Kafr Buhum is situated between the Orontes Valley to the east and south, the Masyaf Plateau to the west, the Mahardah Plateau to the north and the basaltic Harbnafsah Plateau to the southwest. The town's topography in the east and south is flatter than the north and west.
The town has a Mediterranean climate, in which winters are cold and rainy and summers warm and dry. The climate is affected by the distance from the Mediterranean Sea, 80 km (50 mi) west, and by the coastal mountains.
All sources indicate that the first part of the town's name, Kafr, derives from the Syriac word for "farm" or "village". The second part has several possible meanings, including, the plural of the Syriac word Pehmi which means "rock", the Syriac word Buhum which means "strong man", Kafr Abu which means "large house" and the Arabic Ebham, which means "thumb". The latter name derives from a local legend which holds that a thumb of Saint George is buried in Kafr Buhum's Saint George Church.
Settlement in the town probably started with the movement of people from the surrounding caves, as indicated by archaeological evidence in nearby terraces. Over time, people from different regions migrated to Kafr Buhum.

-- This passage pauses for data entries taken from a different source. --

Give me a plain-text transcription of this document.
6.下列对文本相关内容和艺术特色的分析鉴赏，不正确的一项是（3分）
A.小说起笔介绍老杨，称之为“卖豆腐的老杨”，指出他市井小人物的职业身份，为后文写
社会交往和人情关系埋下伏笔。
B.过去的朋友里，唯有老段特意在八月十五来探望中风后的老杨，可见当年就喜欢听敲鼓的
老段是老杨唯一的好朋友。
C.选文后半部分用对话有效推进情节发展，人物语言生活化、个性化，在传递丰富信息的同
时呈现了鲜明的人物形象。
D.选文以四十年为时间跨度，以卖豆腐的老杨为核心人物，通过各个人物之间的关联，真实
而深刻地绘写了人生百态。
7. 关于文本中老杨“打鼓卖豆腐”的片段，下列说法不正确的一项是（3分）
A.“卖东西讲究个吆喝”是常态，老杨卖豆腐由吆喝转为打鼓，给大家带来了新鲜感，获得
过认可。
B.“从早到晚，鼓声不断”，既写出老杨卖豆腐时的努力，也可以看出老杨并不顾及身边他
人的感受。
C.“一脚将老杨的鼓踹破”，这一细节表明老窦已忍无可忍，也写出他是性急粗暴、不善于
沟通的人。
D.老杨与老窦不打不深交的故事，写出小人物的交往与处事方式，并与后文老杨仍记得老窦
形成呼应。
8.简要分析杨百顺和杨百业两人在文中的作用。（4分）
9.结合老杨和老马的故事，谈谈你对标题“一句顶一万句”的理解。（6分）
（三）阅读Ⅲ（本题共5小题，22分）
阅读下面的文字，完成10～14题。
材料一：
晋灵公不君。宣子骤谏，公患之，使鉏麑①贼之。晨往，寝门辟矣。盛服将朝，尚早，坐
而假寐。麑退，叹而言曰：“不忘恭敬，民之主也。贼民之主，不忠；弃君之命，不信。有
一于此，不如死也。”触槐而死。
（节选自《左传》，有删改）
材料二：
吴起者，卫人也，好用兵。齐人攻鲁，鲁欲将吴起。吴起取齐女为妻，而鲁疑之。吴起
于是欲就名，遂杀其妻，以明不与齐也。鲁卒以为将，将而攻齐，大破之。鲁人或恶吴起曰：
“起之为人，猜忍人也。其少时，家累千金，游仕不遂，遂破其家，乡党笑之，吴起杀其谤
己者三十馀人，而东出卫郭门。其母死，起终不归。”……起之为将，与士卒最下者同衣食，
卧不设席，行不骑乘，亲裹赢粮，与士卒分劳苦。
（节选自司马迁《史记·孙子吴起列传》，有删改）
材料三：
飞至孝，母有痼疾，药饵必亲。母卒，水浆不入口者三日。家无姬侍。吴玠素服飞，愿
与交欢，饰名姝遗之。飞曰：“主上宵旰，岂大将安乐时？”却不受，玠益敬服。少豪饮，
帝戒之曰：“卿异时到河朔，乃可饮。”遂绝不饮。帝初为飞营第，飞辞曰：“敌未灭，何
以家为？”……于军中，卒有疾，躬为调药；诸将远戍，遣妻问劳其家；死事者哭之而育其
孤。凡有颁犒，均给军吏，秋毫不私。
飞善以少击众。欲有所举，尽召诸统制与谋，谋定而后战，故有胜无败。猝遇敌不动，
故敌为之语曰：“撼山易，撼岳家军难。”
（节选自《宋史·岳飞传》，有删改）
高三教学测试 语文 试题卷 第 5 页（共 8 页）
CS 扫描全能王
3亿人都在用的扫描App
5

The town is ancient and was possibly established 2,000 years ago. There have been a number of important Christian spiritual figures from or associated with Kafr Buhum throughout history. Among them are Gregorios bin Fadil, the first Aleppo-based bishop of the Melkite Greek Church, who remained at the Episcopal from 1540 to 1582, performing research in theology and the Book of Proverbs.